Wie stehen die Beruflichen chancen mit Sonderschulabschluss?

5 Antworten

Ich war selbst von der 4-7 Klasse auf einer Förderschule für Körperliche und Motorische Entwicklung. Bin aber zur 8.Klasse auf eine Hauptschule gewechselt und mache jetzt Fachabitur. Ich wurde aber bereits an der Förderschule nach Hauptschulniveu unterrichtet.

Erstmal benutzt man den Begriff Förderschule.

An einer Förderschule kann man durchaus Regelschulabschlüsse erwerben. Bei uns wurde etwa 40-50% der Schüler nach Hauptschulniveu unterichtet. Einige haben sogar Typ 10B gemacht (Realschulabschluss).

Die anderen erhalten soetwas wie einen Förderschulabschluss (heißt aber glaub ich nicht so, sondern irgendwie anders). Mit diesem Abschluss hat man aber auch möglichkeiten. Viele machen den Hauptschulabschluss daraufhin nach, andere beginnen Ausbildungen. Natürlich sind damit nicht alle Ausbildungen möglich und man verdient in der Regel auch nicht viel. Aber man kann davon leben.

Einige aus meiner ehemaligen Klasse machen Ausbildungen im Lagerbereich. In schweren Fällen kann es auch sein, dass man in eine Werkstatt für Menschen mit Behinderung kommt. Dies passiert aber meist nur bei schwersten Behinderungen. In erster Linie wird versucht, die Schüler auf dem "normalen" Arbeitsmarkt zu integrieren.

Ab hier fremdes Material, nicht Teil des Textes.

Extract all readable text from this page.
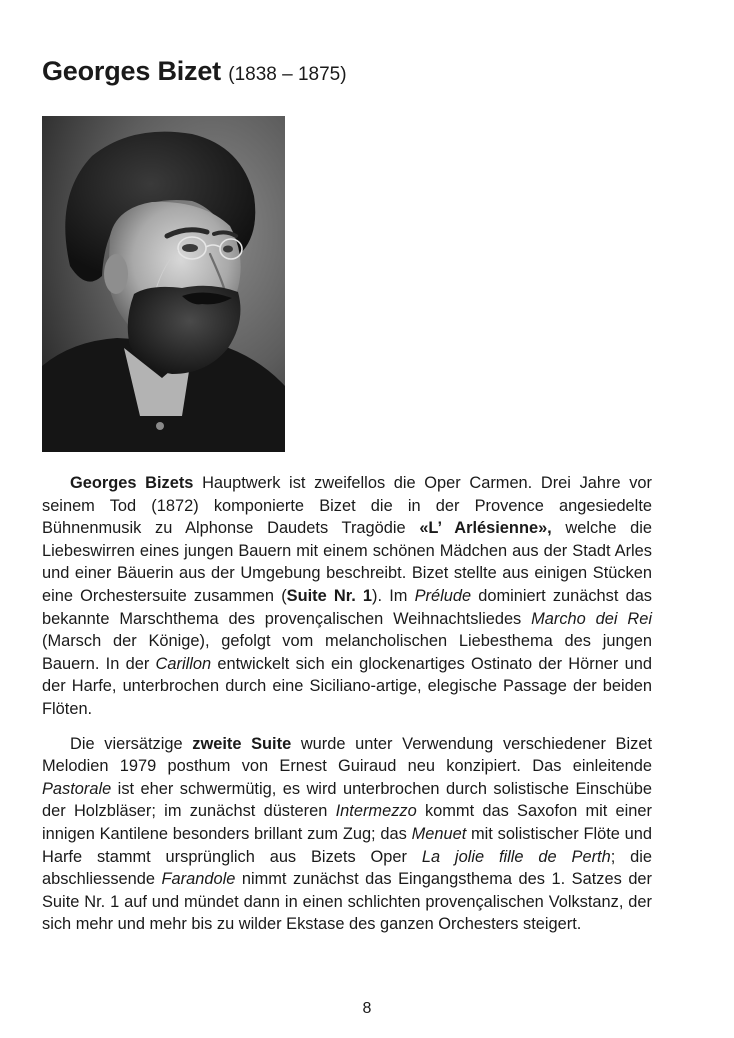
Georges Bizet (1838 – 1875)

Georges Bizets Hauptwerk ist zweifellos die Oper Carmen. Drei Jahre vor seinem Tod (1872) komponierte Bizet die in der Provence angesiedelte Bühnenmusik zu Alphonse Daudets Tragödie «L’ Arlésienne», welche die Liebeswirren eines jungen Bauern mit einem schönen Mädchen aus der Stadt Arles und einer Bäuerin aus der Umgebung beschreibt. Bizet stellte aus einigen Stücken eine Orchestersuite zusammen (Suite Nr. 1). Im Prélude dominiert zunächst das bekannte Marschthema des provençalischen Weihnachtsliedes Marcho dei Rei (Marsch der Könige), gefolgt vom melancholischen Liebesthema des jungen Bauern. In der Carillon entwickelt sich ein glockenartiges Ostinato der Hörner und der Harfe, unterbrochen durch eine Siciliano-artige, elegische Passage der beiden Flöten.

Die viersätzige zweite Suite wurde unter Verwendung verschiedener Bizet Melodien 1979 posthum von Ernest Guiraud neu konzipiert. Das einleitende Pastorale ist eher schwermütig, es wird unterbrochen durch solistische Einschübe der Holzbläser; im zunächst düsteren Intermezzo kommt das Saxofon mit einer innigen Kantilene besonders brillant zum Zug; das Menuet mit solistischer Flöte und Harfe stammt ursprünglich aus Bizets Oper La jolie fille de Perth; die abschliessende Farandole nimmt zunächst das Eingangsthema des 1. Satzes der Suite Nr. 1 auf und mündet dann in einen schlichten provençalischen Volkstanz, der sich mehr und mehr bis zu wilder Ekstase des ganzen Orchesters steigert.

8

Man wird an einer Förderschule bei der Berufswahl auch besser unterstützt, als an Regelschulen, so dass Förderschüler in der Regel dass finden, was für sie geeignet ist.

Es stehen einem viele Wege offen, auch wenn man auf einer Förderschule war/ist.

Mit dem Abschluss einer Förderschulen kann man z.B. beim BBRZ eine Ausbildung machen oder einer Berufsschule. In beiden Fällen z.B. als Wirschaftsassistent oder Hauswirtschaftsassistent. Man kann aber auch eine Ausbildung als Altenpflegerhelfer machen. Das beispielsweise bei Lebenshilfe oder Stiftung Waisenhaus.

Es gibt für jeden motivierten Kandidaten passende Ausbildungsberufe. Ganz ohne Ehrgeiz geht es aber nicht.

Erster Vorschlag: Man sollte in der Bewerbung:

1." beruflichen" klein und

2. "Chancen" groß schreiben.

Wenn man dann noch nach sog. "Mangelberufen" statt nach Bänkerausbildung oder Traumberufen Ausschau hält, könnte das recht nützlich sein.

Bäckereien, Fleischereien oder Konditoreien suchen oft und gern saubere, freundliche und halbwegs ordentliche Verkäuferinnen. Nur Mut !!!